I giovani sognano sempre più l’acquisto della loro prima casa e cercano case ‘green’. Lo rivela l’Osservatorio immobiliare nazionale settore urbano 2020, presentato oggi a Roma da Fiaip, Enea e Icom.

Secondo i dati dell’analisi, che ha preso in esame le compravendite degli agenti immobiliari Fiaip, la richiesta di acquistare casa da parte degli under 30 è aumentata del 20%. “Grazie alla rivoluzione verde portata avanti dalla Commissione Ue e alla transizione ecologica sembra si possa scorgere oggi un primo segnale di crescita tendenziale sulle richieste avanzate nelle agenzie immobiliari di abitazione già efficientate e ristrutturate (+30%)”, precisa il report.

L’Italia tutt’oggi è particolarmente vulnerabile ai cambiamenti climatici e l’aumento delle ondate di calore e siccità hanno fatto rivedere l’efficientamento energetico di molte abitazioni, appartamenti, villette e unifamiliari, richieste sempre più da giovani famiglie e single.
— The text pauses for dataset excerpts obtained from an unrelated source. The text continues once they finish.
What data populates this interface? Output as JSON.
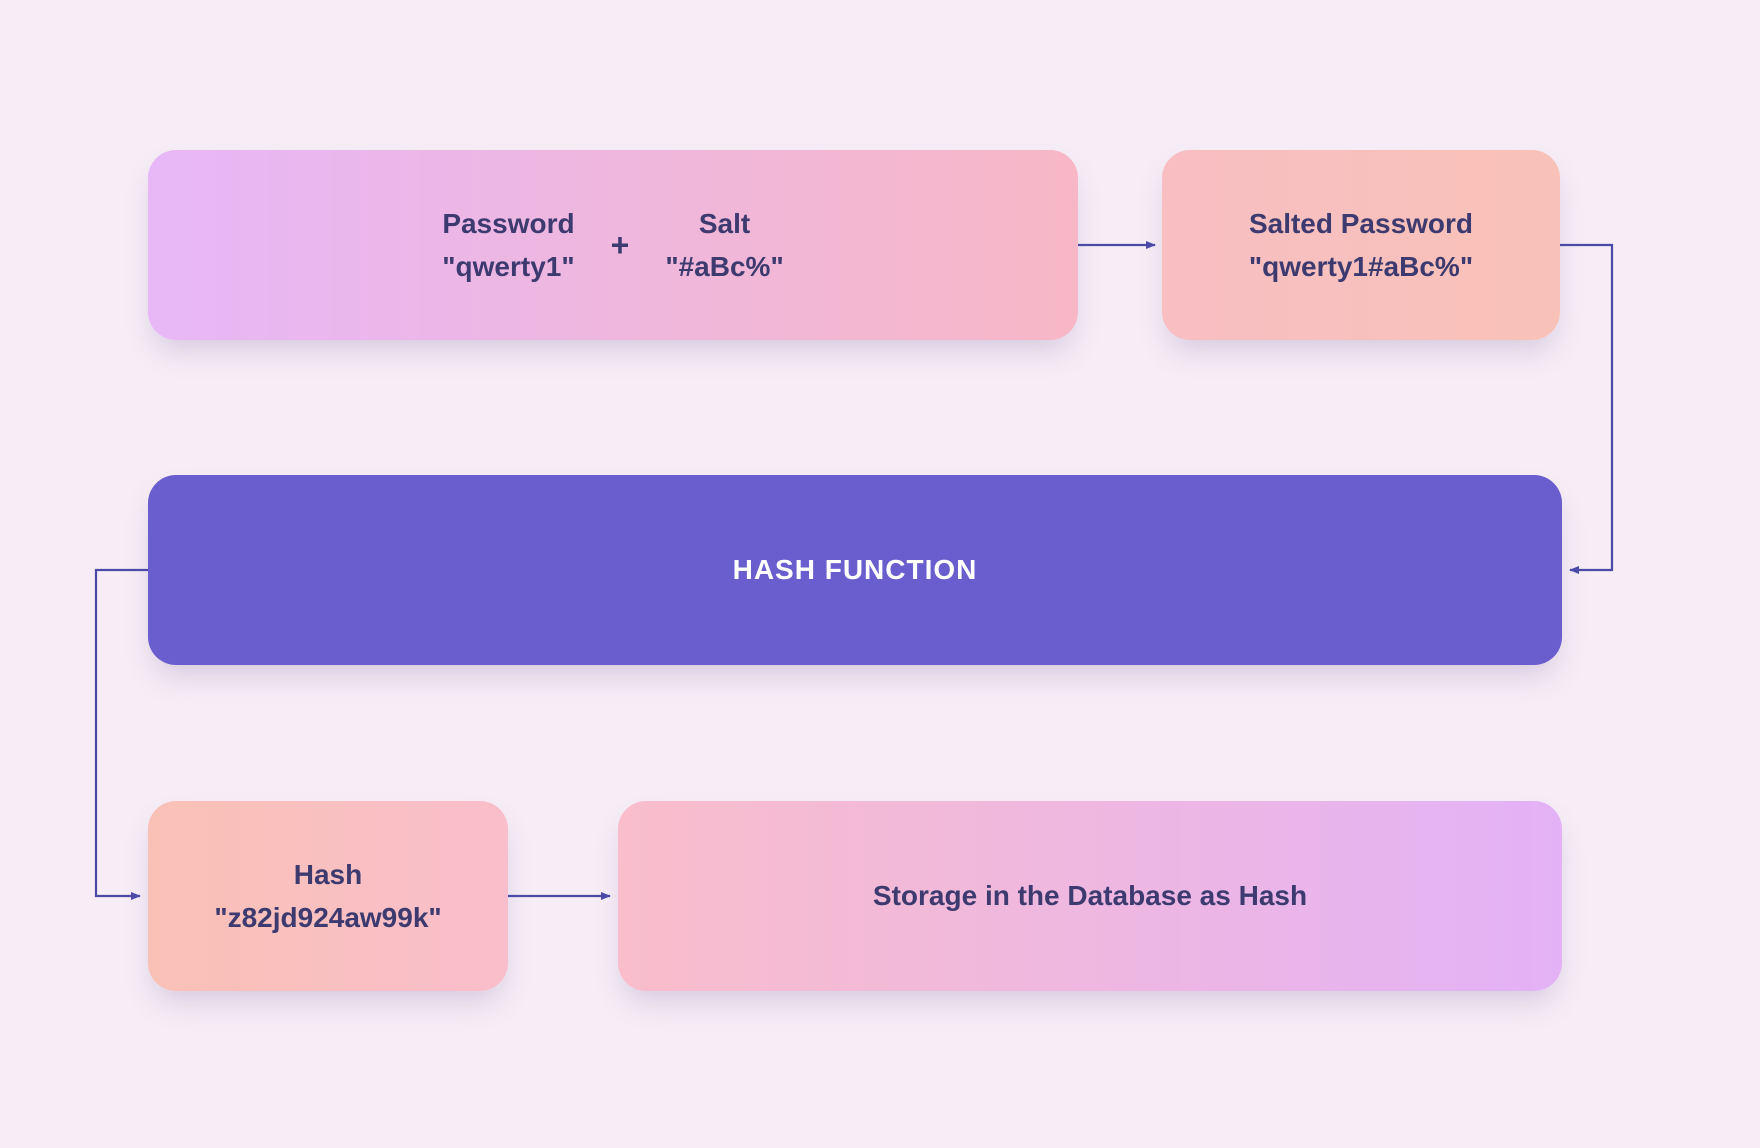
{
  "password_salt": {
    "password_label": "Password",
    "password_value": "\"qwerty1\"",
    "plus": "+",
    "salt_label": "Salt",
    "salt_value": "\"#aBc%\""
  },
  "salted": {
    "label": "Salted Password",
    "value": "\"qwerty1#aBc%\""
  },
  "hash_function": {
    "label": "HASH FUNCTION"
  },
  "hash_output": {
    "label": "Hash",
    "value": "\"z82jd924aw99k\""
  },
  "storage": {
    "label": "Storage in the Database as Hash"
  },
  "colors": {
    "arrow": "#4b4aa7"
  }
}
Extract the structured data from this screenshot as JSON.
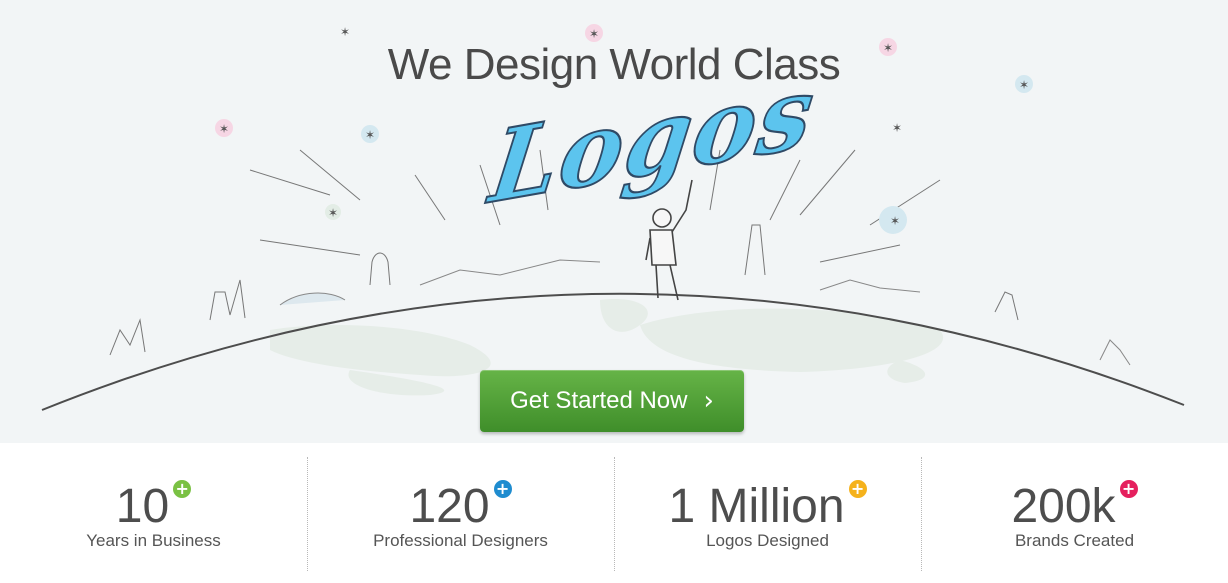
{
  "hero": {
    "headline": "We Design World Class",
    "highlight_word": "Logos",
    "cta_label": "Get Started Now",
    "cta_icon": "chevron-right-icon"
  },
  "stats": [
    {
      "value": "10",
      "label": "Years in Business",
      "badge_color": "#7ac143",
      "badge_icon": "plus-icon"
    },
    {
      "value": "120",
      "label": "Professional Designers",
      "badge_color": "#1f8ccf",
      "badge_icon": "plus-icon"
    },
    {
      "value": "1 Million",
      "label": "Logos Designed",
      "badge_color": "#f5b21c",
      "badge_icon": "plus-icon"
    },
    {
      "value": "200k",
      "label": "Brands Created",
      "badge_color": "#e5205e",
      "badge_icon": "plus-icon"
    }
  ],
  "colors": {
    "hero_background": "#f2f5f6",
    "cta_green": "#4e9f34",
    "logo_blue": "#5cc4ee",
    "text_dark": "#4a4a4a"
  }
}
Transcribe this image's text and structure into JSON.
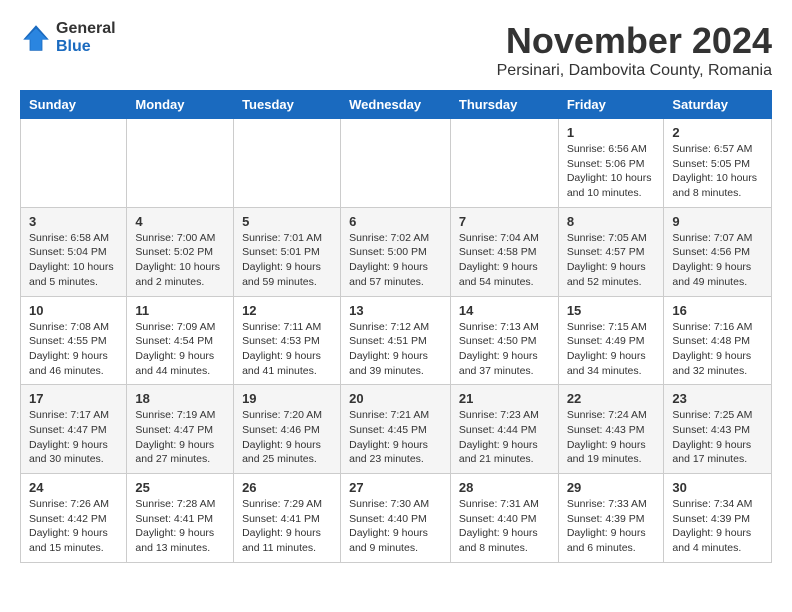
{
  "logo": {
    "general": "General",
    "blue": "Blue"
  },
  "title": "November 2024",
  "location": "Persinari, Dambovita County, Romania",
  "header_days": [
    "Sunday",
    "Monday",
    "Tuesday",
    "Wednesday",
    "Thursday",
    "Friday",
    "Saturday"
  ],
  "weeks": [
    [
      {
        "day": "",
        "info": ""
      },
      {
        "day": "",
        "info": ""
      },
      {
        "day": "",
        "info": ""
      },
      {
        "day": "",
        "info": ""
      },
      {
        "day": "",
        "info": ""
      },
      {
        "day": "1",
        "info": "Sunrise: 6:56 AM\nSunset: 5:06 PM\nDaylight: 10 hours and 10 minutes."
      },
      {
        "day": "2",
        "info": "Sunrise: 6:57 AM\nSunset: 5:05 PM\nDaylight: 10 hours and 8 minutes."
      }
    ],
    [
      {
        "day": "3",
        "info": "Sunrise: 6:58 AM\nSunset: 5:04 PM\nDaylight: 10 hours and 5 minutes."
      },
      {
        "day": "4",
        "info": "Sunrise: 7:00 AM\nSunset: 5:02 PM\nDaylight: 10 hours and 2 minutes."
      },
      {
        "day": "5",
        "info": "Sunrise: 7:01 AM\nSunset: 5:01 PM\nDaylight: 9 hours and 59 minutes."
      },
      {
        "day": "6",
        "info": "Sunrise: 7:02 AM\nSunset: 5:00 PM\nDaylight: 9 hours and 57 minutes."
      },
      {
        "day": "7",
        "info": "Sunrise: 7:04 AM\nSunset: 4:58 PM\nDaylight: 9 hours and 54 minutes."
      },
      {
        "day": "8",
        "info": "Sunrise: 7:05 AM\nSunset: 4:57 PM\nDaylight: 9 hours and 52 minutes."
      },
      {
        "day": "9",
        "info": "Sunrise: 7:07 AM\nSunset: 4:56 PM\nDaylight: 9 hours and 49 minutes."
      }
    ],
    [
      {
        "day": "10",
        "info": "Sunrise: 7:08 AM\nSunset: 4:55 PM\nDaylight: 9 hours and 46 minutes."
      },
      {
        "day": "11",
        "info": "Sunrise: 7:09 AM\nSunset: 4:54 PM\nDaylight: 9 hours and 44 minutes."
      },
      {
        "day": "12",
        "info": "Sunrise: 7:11 AM\nSunset: 4:53 PM\nDaylight: 9 hours and 41 minutes."
      },
      {
        "day": "13",
        "info": "Sunrise: 7:12 AM\nSunset: 4:51 PM\nDaylight: 9 hours and 39 minutes."
      },
      {
        "day": "14",
        "info": "Sunrise: 7:13 AM\nSunset: 4:50 PM\nDaylight: 9 hours and 37 minutes."
      },
      {
        "day": "15",
        "info": "Sunrise: 7:15 AM\nSunset: 4:49 PM\nDaylight: 9 hours and 34 minutes."
      },
      {
        "day": "16",
        "info": "Sunrise: 7:16 AM\nSunset: 4:48 PM\nDaylight: 9 hours and 32 minutes."
      }
    ],
    [
      {
        "day": "17",
        "info": "Sunrise: 7:17 AM\nSunset: 4:47 PM\nDaylight: 9 hours and 30 minutes."
      },
      {
        "day": "18",
        "info": "Sunrise: 7:19 AM\nSunset: 4:47 PM\nDaylight: 9 hours and 27 minutes."
      },
      {
        "day": "19",
        "info": "Sunrise: 7:20 AM\nSunset: 4:46 PM\nDaylight: 9 hours and 25 minutes."
      },
      {
        "day": "20",
        "info": "Sunrise: 7:21 AM\nSunset: 4:45 PM\nDaylight: 9 hours and 23 minutes."
      },
      {
        "day": "21",
        "info": "Sunrise: 7:23 AM\nSunset: 4:44 PM\nDaylight: 9 hours and 21 minutes."
      },
      {
        "day": "22",
        "info": "Sunrise: 7:24 AM\nSunset: 4:43 PM\nDaylight: 9 hours and 19 minutes."
      },
      {
        "day": "23",
        "info": "Sunrise: 7:25 AM\nSunset: 4:43 PM\nDaylight: 9 hours and 17 minutes."
      }
    ],
    [
      {
        "day": "24",
        "info": "Sunrise: 7:26 AM\nSunset: 4:42 PM\nDaylight: 9 hours and 15 minutes."
      },
      {
        "day": "25",
        "info": "Sunrise: 7:28 AM\nSunset: 4:41 PM\nDaylight: 9 hours and 13 minutes."
      },
      {
        "day": "26",
        "info": "Sunrise: 7:29 AM\nSunset: 4:41 PM\nDaylight: 9 hours and 11 minutes."
      },
      {
        "day": "27",
        "info": "Sunrise: 7:30 AM\nSunset: 4:40 PM\nDaylight: 9 hours and 9 minutes."
      },
      {
        "day": "28",
        "info": "Sunrise: 7:31 AM\nSunset: 4:40 PM\nDaylight: 9 hours and 8 minutes."
      },
      {
        "day": "29",
        "info": "Sunrise: 7:33 AM\nSunset: 4:39 PM\nDaylight: 9 hours and 6 minutes."
      },
      {
        "day": "30",
        "info": "Sunrise: 7:34 AM\nSunset: 4:39 PM\nDaylight: 9 hours and 4 minutes."
      }
    ]
  ]
}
Secondo lo studio di Fiaip, Enea e Icom, la sfida economica per il futuro dell’immobiliare passa dalla transazione energetica degli immobili, anche a fronte degli obiettivi comunitari al 2030, e oggi si richiede sempre più ad amministrazioni locali e privati di adeguare il patrimonio immobiliare vetusto, con vere riqualificazioni degli edifici pubblici e delle abitazioni nelle nostre città.

L’Osservatorio immobiliare nazionale settore urbano 2020 segnala, inoltre, come gli effetti della grande diffusione dell’e-commerce e del ricorso allo smart/home working, stanno cambiando la prospettiva di molte lavoratrici e lavoratori unitamente alla valutazione delle aziende di ridurre i costi di locazione dei propri uffici e/o negozi o di considerarne concretamente la vendita.

Come logica conseguenza di quanto esplicitato è probabile un’ulteriore contrazione dei prezzi, sia per la vendita che per la locazione, di uffici e negozi, con un altrettanto ridimensionamento dei metri quadri richiesti soprattutto in relazione a determinate tipologie di attività come bar e ristoranti, alcuni costretti a non riaprire, mentre per altre attività, come quelle legate alla vendita al dettaglio di generi alimentari, prevediamo investimenti produttivi espansivi”, precisa l’analisi.

L’aumento del numero delle compravendite è stato accompagnato anche dal sistema bancario che sostiene ancora fortemente l’erogazione dei mutui domanda di mutui, i cui indici permangono ai minimi storici.